The PD leader cannot be found, causing the cluster to be unavailable

Note:
This topic has been translated from a Chinese forum by GPT and might contain errors.

Original topic: pd的leader找不到,导致集群不可用

| username: 中国电信TIKV

[TiDB Usage Environment] Production Environment / Testing / Poc
[TiDB Version]
[Reproduction Path] What operations were performed when the issue occurred
In the architecture of juicefs+tikv, during daily task runs, the PD leader could not be found, causing the cluster to be unavailable.
[Encountered Issue: Problem Phenomenon and Impact]
PD log error: load from etcd meet error, the first error occurred at 11:29, followed by a period of memory and coroutine surge, and finally, it could not recover automatically and had to manually restart the cluster.
[Resource Configuration] Go to TiDB Dashboard - Cluster Info - Hosts and take a screenshot of this page
[Attachments: Screenshots/Logs/Monitoring]

c1f49cd15f892f95b88bd9dfa01421e

| username: 中国电信TIKV | Original post link

This has happened many times in the quasi-production environment.

| username: 中国电信TIKV | Original post link

Since we saw that v7.1.0 updated this bug, we upgraded to this version. Now it seems that this cannot solve our problem.

| username: Billmay表妹 | Original post link

Enter TiDB Dashboard - Cluster Info - Hosts and take a screenshot of this page.

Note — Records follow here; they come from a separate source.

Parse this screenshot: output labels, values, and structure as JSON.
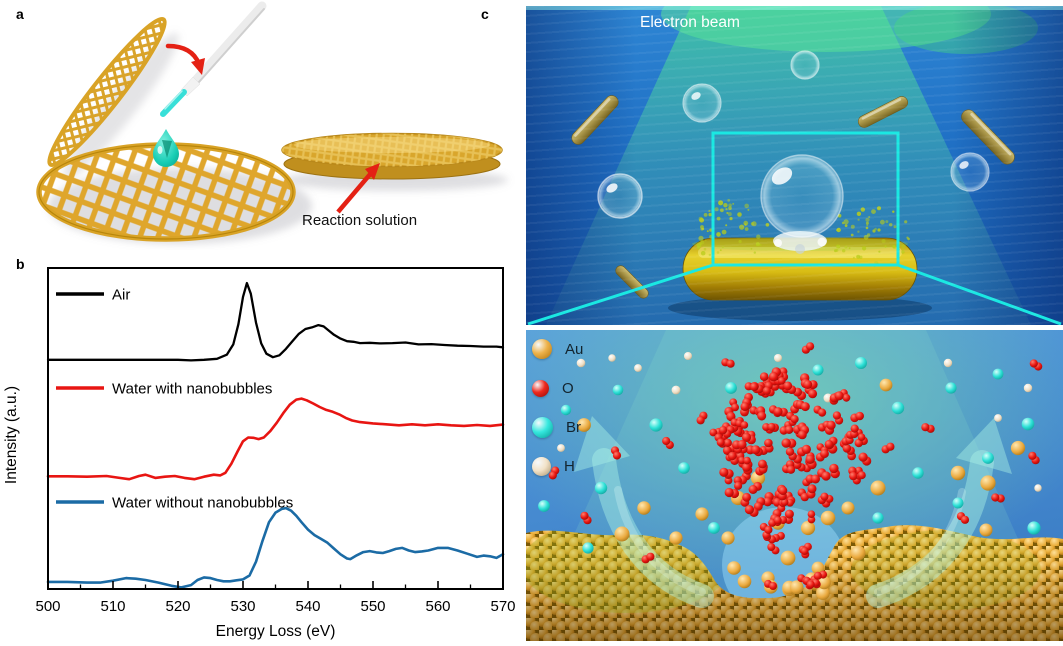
{
  "panel_a": {
    "label": "a",
    "annotation": "Reaction solution"
  },
  "panel_b": {
    "label": "b"
  },
  "panel_c": {
    "label": "c",
    "beam_label": "Electron beam",
    "legend": [
      {
        "symbol": "Au",
        "color": "#eeb24a",
        "edge": "#b5770e"
      },
      {
        "symbol": "O",
        "color": "#ee2a1e",
        "edge": "#9c0a06"
      },
      {
        "symbol": "Br",
        "color": "#35e8de",
        "edge": "#0a9e98"
      },
      {
        "symbol": "H",
        "color": "#f2e2c8",
        "edge": "#b09a72"
      }
    ]
  },
  "chart_data": {
    "type": "line",
    "title": "",
    "xlabel": "Energy Loss (eV)",
    "ylabel": "Intensity (a.u.)",
    "xlim": [
      500,
      570
    ],
    "ylim": [
      0,
      10
    ],
    "xticks": [
      500,
      510,
      520,
      530,
      540,
      550,
      560,
      570
    ],
    "grid": false,
    "legend_position": "stacked-left-inside",
    "series": [
      {
        "name": "Air",
        "color": "#000000",
        "points": [
          [
            500,
            7.14
          ],
          [
            504,
            7.14
          ],
          [
            508,
            7.14
          ],
          [
            512,
            7.14
          ],
          [
            516,
            7.14
          ],
          [
            520,
            7.14
          ],
          [
            522,
            7.12
          ],
          [
            524,
            7.14
          ],
          [
            526,
            7.17
          ],
          [
            527.5,
            7.3
          ],
          [
            528.5,
            7.62
          ],
          [
            529.3,
            8.25
          ],
          [
            530,
            9.1
          ],
          [
            530.6,
            9.53
          ],
          [
            531.2,
            9.2
          ],
          [
            532,
            8.3
          ],
          [
            532.8,
            7.65
          ],
          [
            533.6,
            7.33
          ],
          [
            534.6,
            7.22
          ],
          [
            535.6,
            7.28
          ],
          [
            536.6,
            7.48
          ],
          [
            537.6,
            7.72
          ],
          [
            538.6,
            7.95
          ],
          [
            539.6,
            8.1
          ],
          [
            540.6,
            8.15
          ],
          [
            541.6,
            8.22
          ],
          [
            542.4,
            8.18
          ],
          [
            543.2,
            8.05
          ],
          [
            544,
            7.92
          ],
          [
            545,
            7.8
          ],
          [
            546,
            7.72
          ],
          [
            547,
            7.7
          ],
          [
            548,
            7.66
          ],
          [
            549.5,
            7.67
          ],
          [
            551,
            7.65
          ],
          [
            553,
            7.66
          ],
          [
            555,
            7.68
          ],
          [
            557,
            7.62
          ],
          [
            559,
            7.63
          ],
          [
            561,
            7.6
          ],
          [
            563,
            7.58
          ],
          [
            565,
            7.57
          ],
          [
            567,
            7.55
          ],
          [
            569,
            7.55
          ],
          [
            570,
            7.53
          ]
        ]
      },
      {
        "name": "Water with nanobubbles",
        "color": "#e81512",
        "points": [
          [
            500,
            3.51
          ],
          [
            503,
            3.51
          ],
          [
            506,
            3.5
          ],
          [
            509,
            3.52
          ],
          [
            511,
            3.46
          ],
          [
            512.5,
            3.42
          ],
          [
            514,
            3.52
          ],
          [
            515,
            3.56
          ],
          [
            516.5,
            3.46
          ],
          [
            518,
            3.5
          ],
          [
            519.5,
            3.52
          ],
          [
            521,
            3.46
          ],
          [
            522.5,
            3.42
          ],
          [
            524,
            3.5
          ],
          [
            525.5,
            3.56
          ],
          [
            526.5,
            3.54
          ],
          [
            527.3,
            3.62
          ],
          [
            528.2,
            3.9
          ],
          [
            529.2,
            4.3
          ],
          [
            530,
            4.6
          ],
          [
            530.8,
            4.72
          ],
          [
            531.6,
            4.71
          ],
          [
            532.4,
            4.67
          ],
          [
            533.2,
            4.72
          ],
          [
            534.2,
            4.92
          ],
          [
            535.2,
            5.18
          ],
          [
            536.2,
            5.48
          ],
          [
            537.2,
            5.74
          ],
          [
            538.2,
            5.9
          ],
          [
            539,
            5.93
          ],
          [
            539.8,
            5.88
          ],
          [
            540.8,
            5.78
          ],
          [
            541.8,
            5.67
          ],
          [
            542.8,
            5.58
          ],
          [
            543.8,
            5.52
          ],
          [
            544.8,
            5.44
          ],
          [
            545.8,
            5.33
          ],
          [
            546.8,
            5.25
          ],
          [
            548,
            5.2
          ],
          [
            550,
            5.16
          ],
          [
            552,
            5.13
          ],
          [
            554,
            5.1
          ],
          [
            556,
            5.13
          ],
          [
            558,
            5.1
          ],
          [
            560,
            5.13
          ],
          [
            562,
            5.1
          ],
          [
            564,
            5.08
          ],
          [
            566,
            5.11
          ],
          [
            568,
            5.08
          ],
          [
            570,
            5.12
          ]
        ]
      },
      {
        "name": "Water without nanobubbles",
        "color": "#1b6ba5",
        "points": [
          [
            500,
            0.22
          ],
          [
            503,
            0.22
          ],
          [
            506,
            0.2
          ],
          [
            508,
            0.2
          ],
          [
            510,
            0.26
          ],
          [
            512,
            0.34
          ],
          [
            513.5,
            0.32
          ],
          [
            515,
            0.28
          ],
          [
            517,
            0.2
          ],
          [
            519,
            0.1
          ],
          [
            520.5,
            0.05
          ],
          [
            522,
            0.12
          ],
          [
            523,
            0.28
          ],
          [
            524,
            0.36
          ],
          [
            525,
            0.34
          ],
          [
            526,
            0.28
          ],
          [
            527,
            0.24
          ],
          [
            528,
            0.24
          ],
          [
            529,
            0.27
          ],
          [
            530,
            0.3
          ],
          [
            531,
            0.42
          ],
          [
            532,
            0.85
          ],
          [
            533,
            1.5
          ],
          [
            534,
            2.08
          ],
          [
            535,
            2.38
          ],
          [
            536,
            2.5
          ],
          [
            536.6,
            2.52
          ],
          [
            537.4,
            2.44
          ],
          [
            538.2,
            2.28
          ],
          [
            539,
            2.08
          ],
          [
            540,
            1.85
          ],
          [
            541,
            1.68
          ],
          [
            542,
            1.56
          ],
          [
            543,
            1.44
          ],
          [
            544,
            1.26
          ],
          [
            545,
            1.08
          ],
          [
            546,
            0.95
          ],
          [
            546.5,
            0.93
          ],
          [
            547.5,
            1.05
          ],
          [
            548.5,
            1.15
          ],
          [
            549.5,
            1.18
          ],
          [
            550.5,
            1.14
          ],
          [
            551.5,
            1.12
          ],
          [
            552.5,
            1.18
          ],
          [
            553.5,
            1.25
          ],
          [
            554.5,
            1.28
          ],
          [
            555.5,
            1.2
          ],
          [
            556.5,
            1.15
          ],
          [
            557.5,
            1.17
          ],
          [
            558.5,
            1.2
          ],
          [
            560,
            1.28
          ],
          [
            561.5,
            1.28
          ],
          [
            563,
            1.2
          ],
          [
            564.5,
            1.1
          ],
          [
            566,
            1.0
          ],
          [
            567,
            1.04
          ],
          [
            568,
            1.02
          ],
          [
            569,
            0.97
          ],
          [
            570,
            1.08
          ]
        ]
      }
    ]
  }
}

| username: 中国电信TIKV | Original post link

Thank you for your reply, cousin. However, we are currently unable to log in to the dashboard due to security issues and need to apply for access. Which specific monitoring graph would you like to see? I can take a screenshot from Grafana for you.

| username: pingyu | Original post link

The logs show etcd read/write timeout. Check if the machine’s CPU or hard disk is overwhelmed. The subsequent memory and goroutine surge might be caused by a cascading failure due to the earlier timeout.

| username: 中国电信TIKV | Original post link

These are some other logs, namely pd.log and pd_stderr.log. We will start continuous analysis and provide feedback if we capture anything further.

| username: Kongdom | Original post link

You can check it this way as well. It won’t be a mixed deployment, right?

| username: system | Original post link

This topic was automatically closed 60 days after the last reply. New replies are no longer allowed.